In Ghent, Varoujan first lived at Kunstlaan 17, but moved several times because of his dire financial situation. As a member of the Société Générale des Étudiants Libéraux, the liberal student association, he got to know historian Henri Pirenne; in 1909, Varoujan dedicated a poem to his teacher. In 1908, Daniel Varoujan published his French-language poem 'A la statue de Van Artevelde' in the liberal Almanach de l'Université de Gand. At the foot of the statue of Jacob van Artevelde, the poet muses on the Ghent struggle against oppression, on the speeches of Artevelde and the 'serpent' Gérard Denis (Gerard Denijs, leader of the weavers and murderer of Artevelde). At the end, the poet hopes that Artevelde's heroism may inspire his poetry, to help his martyred Armenian people break the chains of oppression.

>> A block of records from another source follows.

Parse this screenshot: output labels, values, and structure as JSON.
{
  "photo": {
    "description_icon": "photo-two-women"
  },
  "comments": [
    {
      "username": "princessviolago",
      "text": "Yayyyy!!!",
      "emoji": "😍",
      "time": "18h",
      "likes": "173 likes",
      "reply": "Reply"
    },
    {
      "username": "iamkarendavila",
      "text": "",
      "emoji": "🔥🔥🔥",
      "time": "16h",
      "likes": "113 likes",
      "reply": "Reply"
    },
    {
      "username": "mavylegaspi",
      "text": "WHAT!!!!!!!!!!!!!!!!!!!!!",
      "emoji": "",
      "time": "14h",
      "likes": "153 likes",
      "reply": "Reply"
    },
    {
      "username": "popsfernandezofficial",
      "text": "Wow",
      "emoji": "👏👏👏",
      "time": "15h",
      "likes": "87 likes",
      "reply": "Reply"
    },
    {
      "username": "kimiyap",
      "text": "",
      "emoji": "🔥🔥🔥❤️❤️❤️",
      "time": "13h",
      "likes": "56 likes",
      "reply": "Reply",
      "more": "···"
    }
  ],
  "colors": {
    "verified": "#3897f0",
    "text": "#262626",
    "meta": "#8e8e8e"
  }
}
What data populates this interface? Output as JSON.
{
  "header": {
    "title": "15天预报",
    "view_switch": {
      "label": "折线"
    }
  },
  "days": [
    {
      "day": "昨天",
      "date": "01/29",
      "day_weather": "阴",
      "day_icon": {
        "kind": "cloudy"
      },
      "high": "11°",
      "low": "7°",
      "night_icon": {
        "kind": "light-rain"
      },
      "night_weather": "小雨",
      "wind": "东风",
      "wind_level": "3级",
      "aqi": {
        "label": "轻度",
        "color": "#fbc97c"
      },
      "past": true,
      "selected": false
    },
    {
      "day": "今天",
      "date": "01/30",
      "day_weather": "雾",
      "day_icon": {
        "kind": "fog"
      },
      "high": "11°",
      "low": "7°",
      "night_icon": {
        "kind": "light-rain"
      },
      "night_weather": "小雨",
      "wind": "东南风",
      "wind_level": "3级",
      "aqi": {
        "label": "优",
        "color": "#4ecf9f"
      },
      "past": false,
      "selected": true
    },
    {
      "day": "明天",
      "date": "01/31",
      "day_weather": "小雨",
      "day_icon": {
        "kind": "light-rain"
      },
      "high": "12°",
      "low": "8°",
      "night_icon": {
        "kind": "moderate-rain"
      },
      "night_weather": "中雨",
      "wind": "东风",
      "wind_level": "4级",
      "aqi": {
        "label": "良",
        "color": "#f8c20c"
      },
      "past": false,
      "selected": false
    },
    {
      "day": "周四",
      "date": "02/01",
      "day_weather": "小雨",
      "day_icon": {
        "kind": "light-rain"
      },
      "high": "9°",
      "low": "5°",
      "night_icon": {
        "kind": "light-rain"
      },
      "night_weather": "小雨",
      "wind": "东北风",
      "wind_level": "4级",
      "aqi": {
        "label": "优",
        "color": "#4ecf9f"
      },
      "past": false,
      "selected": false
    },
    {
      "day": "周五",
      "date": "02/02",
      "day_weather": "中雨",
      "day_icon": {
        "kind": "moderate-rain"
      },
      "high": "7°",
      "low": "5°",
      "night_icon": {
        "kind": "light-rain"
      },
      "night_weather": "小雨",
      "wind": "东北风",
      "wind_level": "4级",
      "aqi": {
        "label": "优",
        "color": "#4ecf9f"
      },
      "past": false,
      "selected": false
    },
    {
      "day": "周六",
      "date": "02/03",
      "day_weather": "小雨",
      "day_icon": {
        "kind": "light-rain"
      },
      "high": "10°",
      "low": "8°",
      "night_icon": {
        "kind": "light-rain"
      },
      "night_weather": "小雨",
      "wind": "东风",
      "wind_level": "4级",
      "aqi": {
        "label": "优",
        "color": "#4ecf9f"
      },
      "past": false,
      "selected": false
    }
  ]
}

Varoujan graduated in 1908 and one year later returned to his native village to teach. Together with other Armenian poets, he founded the Mehean Literary Group in 1914. Their aim was to create a renaissance in Armenian literature. In the summer of 1915, however, he was murdered during the Armenian Genocide.
On 9 February 1958, at an impressive ceremony in the presence of his widow at Ghent University, a bronze plaque was unveiled, installed in the entrance hall of the Book Tower, according to the wishes of the organising committee. The plaque, after a design by the French sculptor Baron, shows the mustachioed young poet with his name spelled Daniel Varoujean and in Dutch and French the text "poet from Armenia student at this university from 1906 to 1909". At the bottom, in Armenian, is a quote from his work:
"What importance does quenching life have
When the dream remains alive
When the dream is immortal?"
Apart from a statue of the poet in the Armenian capital Yerevan, the plaque in Ghent is the only place where the memory of this great Armenian poet is kept. As a result, the memorial plaque in the Book Tower has gained an important place in the collective memory of the Armenian people and commemorative ceremonies are regularly held at Ghent University.
After the renovation, the plaque moved to our information point, next to the lockers.